Excellent rapport pour la qualité des soins dans les hôpitaux flamands

La qualité des soins dans les hôpitaux flamands est généralement excellente. C'est ce qui ressort des inspections surprises effectuées par des inspecteurs du gouvernement flamand dans tous les hôpitaux de la Région au cours des deux dernières années. Néanmoins, les inspecteurs ont découvert quelques situations occasionnelles préoccupantes.

Qu’en est-il des soins accordés aux patients cardiaques dans les hôpitaux flamands ? Qu’en est-il des interventions chirurgicales et quelle est la qualité de l’accueil aux urgences ou aux soins intensifs ?

Ces deux dernières années, l’inspection des soins de santé a effectué des contrôles à l’improviste dans tous les hôpitaux flamands. Lors de ces contrôles, les inspecteurs ont par exemple vérifié si le matériel chirurgical était suffisamment stérilisé, si les transfusions sanguines étaient effectuées en toute sécurité, et si le personnel médical nécessaire était bien présent.

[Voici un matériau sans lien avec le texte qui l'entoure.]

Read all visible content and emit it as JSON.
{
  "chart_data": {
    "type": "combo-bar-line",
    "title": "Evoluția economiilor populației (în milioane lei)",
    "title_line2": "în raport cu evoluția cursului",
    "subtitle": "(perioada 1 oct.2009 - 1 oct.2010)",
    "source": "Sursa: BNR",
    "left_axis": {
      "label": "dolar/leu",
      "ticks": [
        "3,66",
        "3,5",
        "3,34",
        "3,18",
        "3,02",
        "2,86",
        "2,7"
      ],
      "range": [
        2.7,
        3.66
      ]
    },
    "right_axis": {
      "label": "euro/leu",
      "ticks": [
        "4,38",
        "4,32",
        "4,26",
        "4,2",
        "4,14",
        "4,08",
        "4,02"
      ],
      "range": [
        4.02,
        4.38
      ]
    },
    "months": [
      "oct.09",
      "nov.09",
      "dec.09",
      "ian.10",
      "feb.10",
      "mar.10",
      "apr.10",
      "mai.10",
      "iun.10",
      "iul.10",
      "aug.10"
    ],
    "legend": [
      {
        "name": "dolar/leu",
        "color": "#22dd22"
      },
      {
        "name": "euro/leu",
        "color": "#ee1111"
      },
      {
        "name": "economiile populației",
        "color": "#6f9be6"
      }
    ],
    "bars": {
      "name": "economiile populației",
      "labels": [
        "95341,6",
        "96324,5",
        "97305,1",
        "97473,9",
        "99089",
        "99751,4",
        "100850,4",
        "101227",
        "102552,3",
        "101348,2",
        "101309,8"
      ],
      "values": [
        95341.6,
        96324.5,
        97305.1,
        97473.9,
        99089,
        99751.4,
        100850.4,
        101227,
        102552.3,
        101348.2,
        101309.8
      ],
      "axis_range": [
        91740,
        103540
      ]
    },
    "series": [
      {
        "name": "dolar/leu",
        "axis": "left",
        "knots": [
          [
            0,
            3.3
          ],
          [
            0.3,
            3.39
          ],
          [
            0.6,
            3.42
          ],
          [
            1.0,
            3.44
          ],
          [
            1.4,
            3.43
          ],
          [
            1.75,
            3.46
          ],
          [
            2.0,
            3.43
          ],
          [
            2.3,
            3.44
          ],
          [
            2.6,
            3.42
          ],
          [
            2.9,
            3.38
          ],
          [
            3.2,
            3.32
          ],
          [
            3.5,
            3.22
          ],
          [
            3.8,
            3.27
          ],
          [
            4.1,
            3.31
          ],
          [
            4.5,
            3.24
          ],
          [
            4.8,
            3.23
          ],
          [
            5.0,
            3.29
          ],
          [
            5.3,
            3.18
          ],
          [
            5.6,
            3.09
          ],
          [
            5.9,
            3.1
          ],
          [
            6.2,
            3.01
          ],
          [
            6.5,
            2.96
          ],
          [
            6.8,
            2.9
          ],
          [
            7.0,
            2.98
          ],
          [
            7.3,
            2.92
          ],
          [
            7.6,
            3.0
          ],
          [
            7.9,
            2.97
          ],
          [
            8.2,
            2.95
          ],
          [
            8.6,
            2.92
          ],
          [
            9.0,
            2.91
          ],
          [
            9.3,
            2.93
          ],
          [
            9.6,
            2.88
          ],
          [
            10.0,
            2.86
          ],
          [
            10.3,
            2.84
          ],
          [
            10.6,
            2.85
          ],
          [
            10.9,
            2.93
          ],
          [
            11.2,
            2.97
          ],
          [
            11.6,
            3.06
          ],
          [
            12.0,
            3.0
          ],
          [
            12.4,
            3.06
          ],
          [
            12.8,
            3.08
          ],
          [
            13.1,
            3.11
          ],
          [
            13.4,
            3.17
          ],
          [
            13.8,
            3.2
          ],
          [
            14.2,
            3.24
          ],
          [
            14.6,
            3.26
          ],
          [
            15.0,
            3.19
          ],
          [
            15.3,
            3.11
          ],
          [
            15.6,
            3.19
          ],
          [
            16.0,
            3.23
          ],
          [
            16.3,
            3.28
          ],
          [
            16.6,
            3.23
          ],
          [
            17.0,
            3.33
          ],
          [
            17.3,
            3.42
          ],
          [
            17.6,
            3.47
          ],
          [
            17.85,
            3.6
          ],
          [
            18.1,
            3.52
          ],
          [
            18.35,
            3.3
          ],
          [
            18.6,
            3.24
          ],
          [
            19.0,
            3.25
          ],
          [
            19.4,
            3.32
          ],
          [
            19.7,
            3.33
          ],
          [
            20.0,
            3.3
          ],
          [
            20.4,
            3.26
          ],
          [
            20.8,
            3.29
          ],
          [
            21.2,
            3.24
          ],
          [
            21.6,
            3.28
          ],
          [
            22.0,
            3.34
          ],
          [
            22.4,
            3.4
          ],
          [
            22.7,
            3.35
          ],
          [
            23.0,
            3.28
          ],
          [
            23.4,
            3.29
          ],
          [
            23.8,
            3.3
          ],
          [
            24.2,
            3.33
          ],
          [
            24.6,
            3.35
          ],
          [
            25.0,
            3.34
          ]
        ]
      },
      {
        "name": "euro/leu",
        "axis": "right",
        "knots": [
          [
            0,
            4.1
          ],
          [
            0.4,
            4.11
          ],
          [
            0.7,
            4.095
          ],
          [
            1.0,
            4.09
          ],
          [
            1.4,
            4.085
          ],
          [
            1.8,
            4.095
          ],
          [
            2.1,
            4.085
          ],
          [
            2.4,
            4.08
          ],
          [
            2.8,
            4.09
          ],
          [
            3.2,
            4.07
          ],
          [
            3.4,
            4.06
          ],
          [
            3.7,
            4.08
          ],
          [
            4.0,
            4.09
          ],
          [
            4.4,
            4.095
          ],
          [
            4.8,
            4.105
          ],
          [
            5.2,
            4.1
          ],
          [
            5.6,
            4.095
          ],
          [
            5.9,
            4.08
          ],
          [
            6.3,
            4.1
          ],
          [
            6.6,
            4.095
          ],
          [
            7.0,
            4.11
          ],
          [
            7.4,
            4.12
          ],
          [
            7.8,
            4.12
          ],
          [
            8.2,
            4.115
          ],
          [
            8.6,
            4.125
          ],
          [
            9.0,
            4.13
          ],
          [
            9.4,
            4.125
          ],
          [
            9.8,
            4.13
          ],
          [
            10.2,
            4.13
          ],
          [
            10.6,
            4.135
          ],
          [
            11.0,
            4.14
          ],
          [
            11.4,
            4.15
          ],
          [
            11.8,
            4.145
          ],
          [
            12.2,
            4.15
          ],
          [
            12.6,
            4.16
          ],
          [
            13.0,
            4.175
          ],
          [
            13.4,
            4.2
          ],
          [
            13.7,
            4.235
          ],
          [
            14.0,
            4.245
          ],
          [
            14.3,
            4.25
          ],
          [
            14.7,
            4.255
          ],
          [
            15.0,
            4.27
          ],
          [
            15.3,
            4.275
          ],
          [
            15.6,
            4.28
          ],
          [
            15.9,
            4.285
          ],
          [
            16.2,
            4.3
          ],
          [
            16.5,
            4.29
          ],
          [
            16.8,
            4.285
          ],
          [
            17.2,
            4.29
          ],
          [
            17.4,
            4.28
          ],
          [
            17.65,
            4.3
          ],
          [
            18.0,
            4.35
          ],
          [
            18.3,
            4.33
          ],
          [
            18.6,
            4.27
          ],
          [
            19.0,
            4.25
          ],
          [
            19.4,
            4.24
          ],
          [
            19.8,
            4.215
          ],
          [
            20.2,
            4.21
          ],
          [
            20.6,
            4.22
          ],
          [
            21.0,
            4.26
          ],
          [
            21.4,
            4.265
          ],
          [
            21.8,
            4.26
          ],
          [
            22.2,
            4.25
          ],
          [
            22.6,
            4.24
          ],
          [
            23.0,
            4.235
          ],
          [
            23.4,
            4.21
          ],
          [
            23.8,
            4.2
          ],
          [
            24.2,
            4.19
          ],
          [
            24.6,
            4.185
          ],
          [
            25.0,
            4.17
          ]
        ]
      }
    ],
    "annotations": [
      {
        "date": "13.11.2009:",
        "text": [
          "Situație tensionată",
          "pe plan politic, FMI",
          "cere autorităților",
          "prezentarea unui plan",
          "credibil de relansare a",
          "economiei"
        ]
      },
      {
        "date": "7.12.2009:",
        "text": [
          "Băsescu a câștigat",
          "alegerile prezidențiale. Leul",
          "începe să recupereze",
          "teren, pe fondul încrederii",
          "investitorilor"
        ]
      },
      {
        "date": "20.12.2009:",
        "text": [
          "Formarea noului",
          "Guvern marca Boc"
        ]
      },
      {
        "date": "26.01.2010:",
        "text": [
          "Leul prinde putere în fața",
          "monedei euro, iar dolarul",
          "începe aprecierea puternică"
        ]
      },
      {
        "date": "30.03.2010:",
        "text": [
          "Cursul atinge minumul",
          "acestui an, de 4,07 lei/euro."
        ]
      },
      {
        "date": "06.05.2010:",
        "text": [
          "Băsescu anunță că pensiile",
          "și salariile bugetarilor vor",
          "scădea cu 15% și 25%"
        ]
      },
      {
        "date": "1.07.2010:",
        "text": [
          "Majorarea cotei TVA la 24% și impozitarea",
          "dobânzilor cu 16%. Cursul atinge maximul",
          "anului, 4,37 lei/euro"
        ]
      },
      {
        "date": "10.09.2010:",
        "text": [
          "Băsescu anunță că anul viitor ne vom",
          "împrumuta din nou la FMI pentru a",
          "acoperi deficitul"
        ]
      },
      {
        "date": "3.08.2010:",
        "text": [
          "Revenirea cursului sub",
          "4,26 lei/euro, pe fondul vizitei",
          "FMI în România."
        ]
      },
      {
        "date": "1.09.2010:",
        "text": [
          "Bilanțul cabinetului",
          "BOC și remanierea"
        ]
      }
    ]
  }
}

Selon les conclusions des inspecteurs, les hôpitaux flamands obtiennent de très bons résultats. Il n'y a pratiquement aucune faiblesse dans les soins aux patients cardiaques ainsi que dans les soins chirurgicaux et de médecine interne.

"L'intérêt et l'attention pour la qualité des soins ont énormément augmenté ces dernières années", constate Karine Moykens, secrétaire générale du Département du bien-être, de la santé publique et de la famille du gouvernement flamand.

Quelques points faibles malgré tout

Si les résultats étaient très satisfaisants,  l'Inspection des soins de santé a tout de même mis en évidence quelques points à améliorer. Certains d'entre eux  étaient même considérés comme de véritables "signaux alarmants" pour les inspecteurs. Il s'agit de situations pouvant présenter des risques sérieux pour les patients. "Mais il s'agit toujours de choses qui peuvent être améliorées très rapidement", souligne Karine Moykens.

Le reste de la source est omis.